San Antonio Magazine for Alamo Heights, Terrell Hills, Lincoln Heights, Terrell Heights, Northwood and Oak Park

Beto’s Comida Latina: New Menu Items Join Old Favorites

Beto’s remains stuck in a crazily colored time warp, cheerful service and all — and this is a good thing. The popular restaurant’s if-it-ain’t-broke attitude has allowed the kitchen to focus on perfecting, for example, the beef and red chile empanada with its delicate wrapper and lusty filling. La Judy with black beans, rice and sausage and calabacita con puerco are other options; with any and all you could BETOSgild the lily with some of Beto’s roasty-toasty salsa, but it’s not really necessary.

Inventive tacos such as the roasted veggie with mushrooms, sweet potato, squash and corn are another menu mainstay, but it’s the fish taco that originally brought Beto’s to our attention. There is the option here of fried fish nuggets, but grilled is the way to go — even if the expertly cooked pescado is likely to be the all-too-popular tilapia; it’s the total package we’re looking at, in any case, and if we admit to removing some of the cabbage-cilantro slaw for structural reasons, the “famous poblano sauce” and tender corn tortilla help pull everything together.

If much of the menu hasn’t changed in years (a good thing, remember), there are some items new at least to me, among them the excellent Peruvian-style ceviche. We get tilapia once again, but it’s citrus-marinated and additionally enlivened with Peru’s classic aji amarillo (yellow chile). And whereas in Chile the ceviche might be blended with chunks of boiled sweet potato and served with corn nuts, Beto’s offers slices of fried sweet potato dusted with chile and pieces of roasted corn on the cob slathered in spicy mayo and dusted with cotija cheese. A mound of tortilla chips accompanies the ceviche — useful in theory but less so in practice because of their being so broken and twisted. Solution?

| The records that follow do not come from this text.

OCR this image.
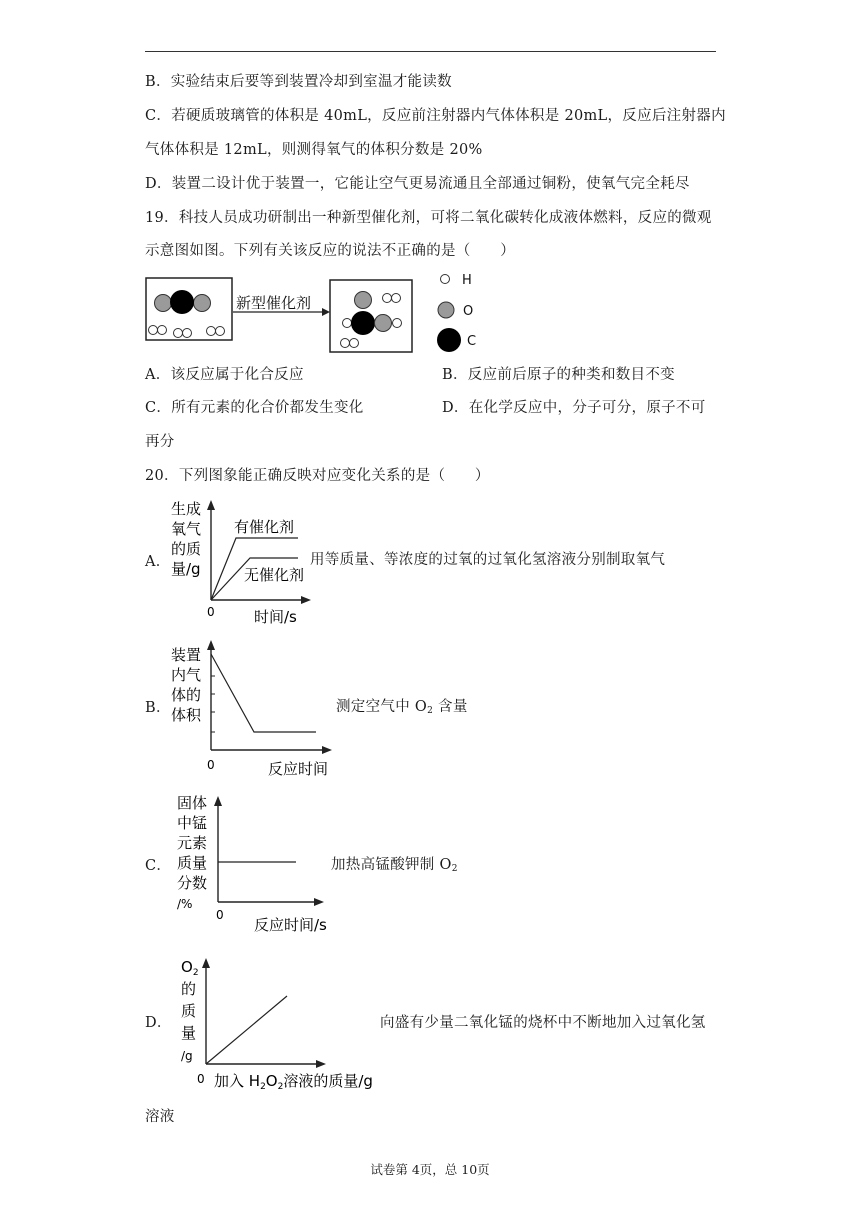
B．实验结束后要等到装置冷却到室温才能读数
C．若硬质玻璃管的体积是 40mL，反应前注射器内气体体积是 20mL，反应后注射器内
气体体积是 12mL，则测得氧气的体积分数是 20%
D．装置二设计优于装置一，它能让空气更易流通且全部通过铜粉，使氧气完全耗尽
19．科技人员成功研制出一种新型催化剂，可将二氧化碳转化成液体燃料，反应的微观
示意图如图。下列有关该反应的说法不正确的是（　　）
新型催化剂
H
O
C
A．该反应属于化合反应	B．反应前后原子的种类和数目不变
C．所有元素的化合价都发生变化	D．在化学反应中，分子可分，原子不可
再分
20．下列图象能正确反映对应变化关系的是（　　）
A．
生成
氧气
的质
量/g
有催化剂
无催化剂
0	时间/s
用等质量、等浓度的过氧的过氧化氢溶液分别制取氧气
B．
装置
内气
体的
体积
0	反应时间
测定空气中 $O_2$ 含量
C．
固体
中锰
元素
质量
分数
/%
0
反应时间/s
加热高锰酸钾制 $O_2$
D．
$O_2$
的
质
量
/g
0 加入 $H_2O_2$溶液的质量/g
向盛有少量二氧化锰的烧杯中不断地加入过氧化氢
溶液
试卷第 4页，总 10页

Break them further and scatter over the top of the fish.

Tilapia may be everywhere these days, but so is Diners, Drive-Ins and Dives’ Guy Fieri. Regardless, we are tempted to try “Guy’s Favorite” Chalupa Cabra on our next visit. Who, after all, could resist the combination of a curried goat stew served over guava and cream cheese roll empanadas topped with some of that extra cabbage slaw and served with toasted coconut and roasted corn? Yes, at $17.99 it’s by far the most expensive item on the menu, but maybe if you split it with someone having Beto’s riff on the bean burger and a side of yucca fries… Those empanadas can, of course, be had in their original dessert form; we also remember with fondness the banana with leche quemada and pecan.